So much has gone on since I last posted. Where oh where to start.
There was the unplanned day trip to the Corporate Office. Then a planned two-day trip to Corporate that expanded to three. The work crunch has been relentless and stressful, and it's not been positive to the exercise and healthy eating regimen.
This week's trip really threw me. In the middle of the week was my 44th birthday. I knew there was a chance that my Wednesday meetings would keep me late or even over to the next day, but the kids couldn't wait for me to get home. Gut wrenching, really. As the day wore on, I realized that I would not make it home on Wednesday and my mood truly soured. I didn't want to talk to anyone on the day my phone and email never stopped with best wishes for the big day. I got home a full day late and met the family for a belated birthday crab cake dinner, finally starting to feel the numb of the prior few days wearing off.
I diligently packed a couple sets of workout duds for the trip, unfortunately, leaving the office after 8 pm and back in at 6 am doesn't bode well for that which would have cleared my head. I brought home two sets of clean gym wear.

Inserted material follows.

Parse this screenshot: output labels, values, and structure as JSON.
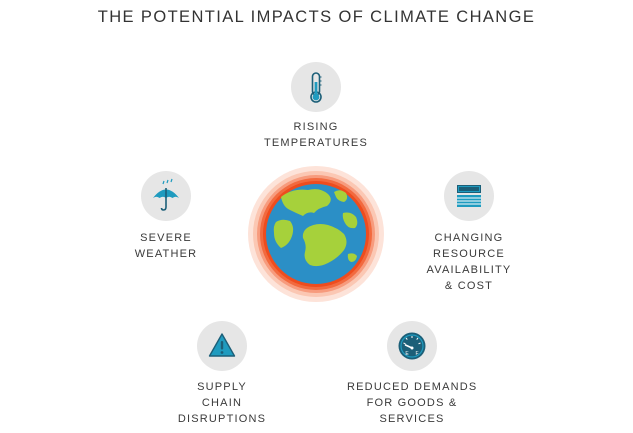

A bigger issue this week was at meal time. Some of that old fat Jeff was out and about. Looking back, it seems like every meal had me full half way through. I know I finished every meal -- good to the last drop. There was the awesome too big, too good Greek salad that I shoulda taken half back for a late afternoon snack. Birthday lunch included half a loaf of onion bread, dipped in goo -- olive oil, Parmesan cheese and spices. Birthday dinner started with two nice glasses of red wine, an order of my favorite roasted red peppers and mozzarella, bathed in olive oil, followed by a big bowl of seafood pasta -- worked to completion of course. At the family crab cake dinner, after I finished mine, I finished Matty's cake and then Zach's. Friday was a day of grazing on everything in sight.
I started to feel like I was in a competitive eating contest, with me as the only contestant. Four days of feasting. Four days without exercise. Happy 44th to me!
I got on the scale this morning knowing that the news would be bad. It was. But I was off to the gym for my Saturday double -- Body Pump followed by spin. While I was spinning, I was thinking -- when I start the day with exercise, it sets the tone for my eating. Yeah, sometimes I compensate with a little extra food on the big days, but nothing like this. I was totally out of control. Part of me enjoyed it, but most of me hated it.
Live and learn -- one of my toughest four day periods in the past 2 1/2 years and I failed in the diet and exercise departments, but if I learn how to deal with the next one, I'll bump that grade to a C.